Sitemap.xml for alloy blog entries

Now that I have a blog, I have been waiting eagerly for the google crawler. Some call me impatient. So I thought it would be good to have a secondary sitemap for google to speed things up a bit. I wrote a small PHP script for this and thought maybe other people might need it too. Simply create the file as sitemap_blog.php in the root directory of the website, change the parameters as needed, and then add it as an additional sitemap to Google Search Console.

Disclaimer 1: Attention, this is my own development and has nothing to do with Elixir. There is no support if you have problems to use it. You should have basic PHP knowledge and take care to change the variables in the beginning of the file to your situation.

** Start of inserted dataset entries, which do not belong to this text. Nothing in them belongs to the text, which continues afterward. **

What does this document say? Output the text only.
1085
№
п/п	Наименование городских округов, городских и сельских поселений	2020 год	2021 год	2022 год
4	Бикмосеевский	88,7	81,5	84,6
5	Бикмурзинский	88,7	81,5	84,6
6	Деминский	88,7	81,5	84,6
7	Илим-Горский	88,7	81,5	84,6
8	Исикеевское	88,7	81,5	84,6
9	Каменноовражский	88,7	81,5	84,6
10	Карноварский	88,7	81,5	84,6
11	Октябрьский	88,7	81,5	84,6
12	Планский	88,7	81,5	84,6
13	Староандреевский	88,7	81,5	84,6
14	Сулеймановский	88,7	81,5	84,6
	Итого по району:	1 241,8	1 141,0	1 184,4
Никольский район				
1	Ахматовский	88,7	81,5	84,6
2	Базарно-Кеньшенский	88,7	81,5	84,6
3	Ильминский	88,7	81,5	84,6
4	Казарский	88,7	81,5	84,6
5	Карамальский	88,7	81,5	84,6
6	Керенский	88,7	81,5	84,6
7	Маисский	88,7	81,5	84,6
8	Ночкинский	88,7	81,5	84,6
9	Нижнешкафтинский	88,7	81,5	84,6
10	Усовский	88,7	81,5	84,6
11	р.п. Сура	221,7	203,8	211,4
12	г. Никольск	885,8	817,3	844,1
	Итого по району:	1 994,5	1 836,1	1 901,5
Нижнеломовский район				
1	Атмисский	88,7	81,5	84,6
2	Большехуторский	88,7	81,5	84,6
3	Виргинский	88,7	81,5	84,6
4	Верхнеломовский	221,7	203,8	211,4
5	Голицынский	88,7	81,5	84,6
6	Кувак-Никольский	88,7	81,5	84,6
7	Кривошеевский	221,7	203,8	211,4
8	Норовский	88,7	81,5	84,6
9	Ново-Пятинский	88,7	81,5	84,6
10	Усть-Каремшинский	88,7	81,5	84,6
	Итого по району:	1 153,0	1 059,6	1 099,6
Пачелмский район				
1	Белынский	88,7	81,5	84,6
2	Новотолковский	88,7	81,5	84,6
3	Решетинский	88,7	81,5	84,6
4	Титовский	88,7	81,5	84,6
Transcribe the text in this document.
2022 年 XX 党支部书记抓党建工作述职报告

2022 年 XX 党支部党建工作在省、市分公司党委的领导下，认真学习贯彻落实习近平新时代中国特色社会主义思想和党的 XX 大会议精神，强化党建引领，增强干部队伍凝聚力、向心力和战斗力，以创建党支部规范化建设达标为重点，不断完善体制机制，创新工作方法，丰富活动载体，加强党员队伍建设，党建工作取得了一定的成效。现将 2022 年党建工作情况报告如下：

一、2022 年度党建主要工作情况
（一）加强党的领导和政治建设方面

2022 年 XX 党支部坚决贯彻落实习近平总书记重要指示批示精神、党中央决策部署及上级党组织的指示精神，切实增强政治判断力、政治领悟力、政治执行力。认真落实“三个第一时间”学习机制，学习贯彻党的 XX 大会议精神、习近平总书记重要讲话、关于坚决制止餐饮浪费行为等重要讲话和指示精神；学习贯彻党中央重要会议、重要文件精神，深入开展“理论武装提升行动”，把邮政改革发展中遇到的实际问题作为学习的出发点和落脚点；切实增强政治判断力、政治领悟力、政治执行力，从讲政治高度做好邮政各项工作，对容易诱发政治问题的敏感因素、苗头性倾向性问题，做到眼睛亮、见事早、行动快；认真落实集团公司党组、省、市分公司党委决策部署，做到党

Disclaimer 2: I’m actually not a PHP developer, hope the code is still reasonably clean.

<?php
header('Content-type: application/xml');     
// Output format as defined here: https://www.google.com/sitemaps/protocol.html

// Create this file into your root folder, e.g. https://www.example.com/sitemap_blog.php
// It will not work if you put it somewhere else!

// Change as needed:
// If your blog is located in example.com/blog this is what you need
// if it is example.com/myblog change it to "require_once "./myblog/files/spyc.php";" 
// Don't remove the dot in the beginning of the path
require_once "./blog/files/spyc.php";

// Again, change it to the real url you use for your blog:
$url_prefix       = 'https://www.example.de/blog/';  

// This is the "Posts folder" as defined it in alloy, change it to the name you used there!
$blog_files       = '/blog_files';

// Change frequency of a single blog entry (usually rarely changed after publishing)
// Don't change it, if you don't know what this is about
$change_frequency = 'monthly';                    

// That's it, this part should need no changes by you
// Read all files
$files = array_diff(scandir(__DIR__ . $blog_files), array('.', '..'));
 
// Scan for all non draft or future posts
foreach($files as $file) {
  $fileExt = pathinfo($file, PATHINFO_EXTENSION);
 
  if ($fileExt = "md") {

    // Get date of post
    $splitFilename = (explode("_",$file));
    $originalDate  = $splitFilename[0];
    $todaysDate    = date("Y-m-d");
 
    if (strtotime($originalDate) <= strtotime($todaysDate)) {
      // Blog entry has no future date
      // Read content now
      $fileContents = file_get_contents($file);
      $fileTime     = filemtime(__DIR__ . $blog_files . '/' . $file);
      $parts        = preg_split('/[\n]*[-]{3}[\n]/', $fileContents, 3);
      $postID       = (explode(".md",$splitFilename[1]));
		
      // Parse YAML part
      $frontMatter  = spyc_load_file($parts[1]);
 
      if ($frontMatter['draft'] != true) {
        // No draft, no future post, ready for output
        $sitemap_posts[$i]['url']           = $url_prefix . '?id=' .$postID[0];
        $sitemap_posts[$i]['last_modified'] = date ("Y-m-d", $fileTime);
 	
		$i++;
      }
    }
  } 
};
 
$output  = '<?xml version="1.0" encoding="UTF-8"?>' . "\n";
$output .= '<urlset xmlns="http://www.sitemaps.org/schemas/sitemap/0.9">' . "\n";
echo $output;

foreach($sitemap_posts as $sitemap_out) {
  echo '<url>' . "\n";
  echo '<loc>' . $sitemap_out['url'] . '</loc>' . "\n";
  echo '<lastmod>' . $sitemap_out['last_modified'] . '</lastmod>' . "\n";
  echo '<changefreq>' . $change_frequency . '</changefreq>' . "\n";
  echo '</url>' . "\n";
}
echo '</urlset>';
?>
2 Likes

This works a well, thanks.

I realise the OP doesn’t seem to be ariound now, but if he is and is reading this…

The only “issue” I can see is that the script doesn’t take into account friendly URL’s. I’m not sure if this will effect SEO or not, but if it can be added, it’d be nice :slight_smile:

even the “not” beautiful urls are found very well by google and get top rankings.

i run many blogs with alloy with pretty-url and without. there is no SEO effect between pretty-url and “not” pretty-urls.

but I still prefer alloy with “pretty-urls” because I can set a working redirect (301) here.

but btw: is it actually enough to just copy the generated rss.xml from alloy file into the sitemaps of the google search console …

the pages are usually in the index after 2 days